My research in the Van Duyne group at Northwestern University

For more information visit the Van Duyne group web page.

This is our thermal vapor deposition chamber.
We use this to deposit silver and gold films for
fabricating nanoparticle arrays using nanosphere
lithography.



These are the lasers that we use to study surface-enhanced Raman spectroscopy (SERS) on our nanostructures. The large wavelength range we have access to facilitates our investigation of the mechanism underlying surface-enhanced spectroscopies.



This is our Nikon TE300 inverted microscope. We use this setup to study the optical properties of individual nanoparticles and nanoparticle arrays. To do Raman spectroscopy with this microscope, laser light (depicted by the green line) is focused through the microscope objective onto the sample being studied. The combination of the wave plate and polarizing beam splitter is used to control the laser power focused onto the sample. The spatial filter gives the laser beam a clean Gaussian beam profile (this facilitates focussing to the diffraction-limited spot size). Raman-scattered light is either coupled into a fiber optic and analyzed using our 0.5 meter spectrometer or focused directly onto our 0.3 m imaging spectrograph.

This view of the microscope depicts how we perform wide-field imaging of our samples. If the sample is being illuminated with laser light, a holographic notch filter is used to reject light scattered off the sample at the laser wavelength. The remaining light forms an image which can either be viewed through the microscope eyepieces or digitally captured using our extremely sensitive, thermoelectrically-cooled CCD camera attached to the front port of the microscope. Alternately, a dark-field image of the sample can be collected using the dark-field condenser to illuminate the sample (see below). This configuration allow us to collect scattering spectra and images of nanoparticles and nanoparticle arrays. For samples that scatter a lot of light, the scattering specta can be analyzed using our Ocean Optics fiber optic-coupled spectrometer. For weaker signals, we must use our more sensitive CCD detectors.

This is our 0.5 m spectrometer. Our large detector arrays allows us to collect large portions of spectra in a single exposure. Liquid nitrogen cooling greatly reduces dark counts and the back-thinned format of the array drastically increases its quantum efficiency.
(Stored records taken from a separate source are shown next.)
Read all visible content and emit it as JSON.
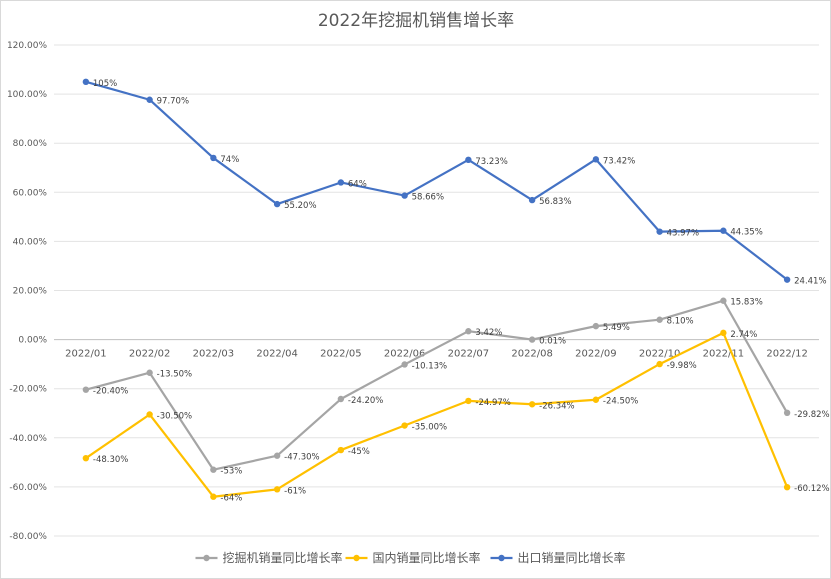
{
  "chart_data": {
    "type": "line",
    "title": "2022年挖掘机销售增长率",
    "categories": [
      "2022/01",
      "2022/02",
      "2022/03",
      "2022/04",
      "2022/05",
      "2022/06",
      "2022/07",
      "2022/08",
      "2022/09",
      "2022/10",
      "2022/11",
      "2022/12"
    ],
    "ylim": [
      -80,
      120
    ],
    "yticks": [
      -80,
      -60,
      -40,
      -20,
      0,
      20,
      40,
      60,
      80,
      100,
      120
    ],
    "ytick_labels": [
      "-80.00%",
      "-60.00%",
      "-40.00%",
      "-20.00%",
      "0.00%",
      "20.00%",
      "40.00%",
      "60.00%",
      "80.00%",
      "100.00%",
      "120.00%"
    ],
    "grid": true,
    "legend_position": "bottom",
    "series": [
      {
        "name": "挖掘机销量同比增长率",
        "color": "#a5a5a5",
        "values": [
          -20.4,
          -13.5,
          -53,
          -47.3,
          -24.2,
          -10.13,
          3.42,
          0.01,
          5.49,
          8.1,
          15.83,
          -29.82
        ],
        "labels": [
          "-20.40%",
          "-13.50%",
          "-53%",
          "-47.30%",
          "-24.20%",
          "-10.13%",
          "3.42%",
          "0.01%",
          "5.49%",
          "8.10%",
          "15.83%",
          "-29.82%"
        ]
      },
      {
        "name": "国内销量同比增长率",
        "color": "#ffc000",
        "values": [
          -48.3,
          -30.5,
          -64,
          -61,
          -45,
          -35.0,
          -24.97,
          -26.34,
          -24.5,
          -9.98,
          2.74,
          -60.12
        ],
        "labels": [
          "-48.30%",
          "-30.50%",
          "-64%",
          "-61%",
          "-45%",
          "-35.00%",
          "-24.97%",
          "-26.34%",
          "-24.50%",
          "-9.98%",
          "2.74%",
          "-60.12%"
        ]
      },
      {
        "name": "出口销量同比增长率",
        "color": "#4472c4",
        "values": [
          105,
          97.7,
          74,
          55.2,
          64,
          58.66,
          73.23,
          56.83,
          73.42,
          43.97,
          44.35,
          24.41
        ],
        "labels": [
          "105%",
          "97.70%",
          "74%",
          "55.20%",
          "64%",
          "58.66%",
          "73.23%",
          "56.83%",
          "73.42%",
          "43.97%",
          "44.35%",
          "24.41%"
        ]
      }
    ]
  }
}
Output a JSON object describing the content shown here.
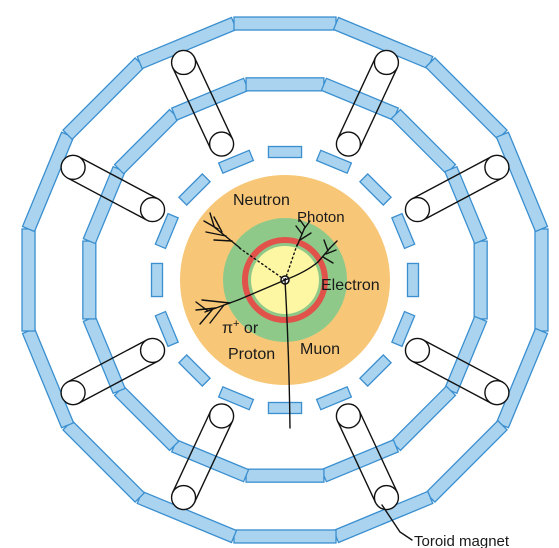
{
  "labels": {
    "neutron": "Neutron",
    "photon": "Photon",
    "electron": "Electron",
    "pion": "π",
    "pion_charge": "+",
    "or": " or",
    "proton": "Proton",
    "muon": "Muon",
    "toroid": "Toroid magnet"
  },
  "colors": {
    "magnet_fill": "#a9d3ee",
    "magnet_stroke": "#3a8fd0",
    "hadron_calorimeter": "#f7c777",
    "em_calorimeter": "#8fc98a",
    "solenoid": "#e0524a",
    "tracker": "#fdf6a2",
    "line": "#111111"
  },
  "icons": {
    "coil": "toroid-coil-icon",
    "shower": "particle-shower-icon"
  }
}
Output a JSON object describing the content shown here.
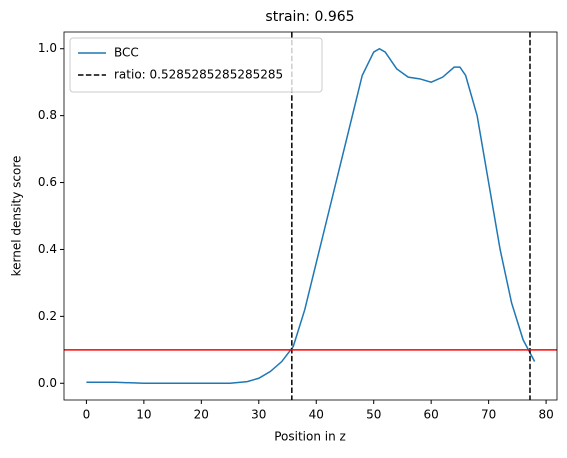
{
  "chart_data": {
    "type": "line",
    "title": "strain: 0.965",
    "xlabel": "Position in z",
    "ylabel": "kernel density score",
    "x": [
      0,
      5,
      10,
      15,
      20,
      25,
      28,
      30,
      32,
      34,
      36,
      38,
      40,
      42,
      44,
      46,
      48,
      50,
      51,
      52,
      54,
      56,
      58,
      60,
      62,
      64,
      65,
      66,
      68,
      70,
      72,
      74,
      76,
      78
    ],
    "series": [
      {
        "name": "BCC",
        "color": "#1f77b4",
        "values": [
          0.003,
          0.003,
          0.0,
          0.0,
          0.0,
          0.0,
          0.005,
          0.015,
          0.035,
          0.065,
          0.11,
          0.22,
          0.36,
          0.5,
          0.64,
          0.78,
          0.92,
          0.99,
          1.0,
          0.99,
          0.94,
          0.915,
          0.91,
          0.9,
          0.915,
          0.945,
          0.945,
          0.92,
          0.8,
          0.6,
          0.4,
          0.24,
          0.13,
          0.065
        ]
      }
    ],
    "vlines": {
      "name": "ratio: 0.5285285285285285",
      "color": "#000000",
      "values": [
        35.75,
        77.2
      ]
    },
    "hline": {
      "value": 0.1,
      "color": "#ff0000"
    },
    "xlim": [
      -3.9,
      81.9
    ],
    "ylim": [
      -0.05,
      1.05
    ],
    "xticks": [
      0,
      10,
      20,
      30,
      40,
      50,
      60,
      70,
      80
    ],
    "yticks": [
      {
        "value": 0,
        "label": "0.0"
      },
      {
        "value": 0.2,
        "label": "0.2"
      },
      {
        "value": 0.4,
        "label": "0.4"
      },
      {
        "value": 0.6,
        "label": "0.6"
      },
      {
        "value": 0.8,
        "label": "0.8"
      },
      {
        "value": 1,
        "label": "1.0"
      }
    ],
    "legend": "upper left"
  }
}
This is what makes our CCD detector extremely sensitive.

An alternate illumination scheme is grazing-angle incidence. By bringing in the laser beam at a very shallow angle, you greatly reduce the amount of laser light collected by the objective. This suppresses the stray light background and results in the ability to dectect lower signal strengths.

This image illustrates how dark-field illumination works. The condenser illuminates the sample with a hollow cone of light at a very high numerical aperture. Because the objective lens has a smaller numerical aperture than the condenser, none of the illumination light is directly collected by the objective. Instead, only light that is scattered by the sample can be collected. This is very useful for identifying very small particles because the background is essentially completely black. The resonant Rayleigh scattering of metal nanoparticles is an ideal system to study with this technique.

This is a color composite image of the resonant Rayleigh scattering of silver nanoparticles. The image was collected by illuminating the sample with the dark-field condenser and aquiring a red, green, and blue filtered image using our thermoelectrically cooled CCD camera.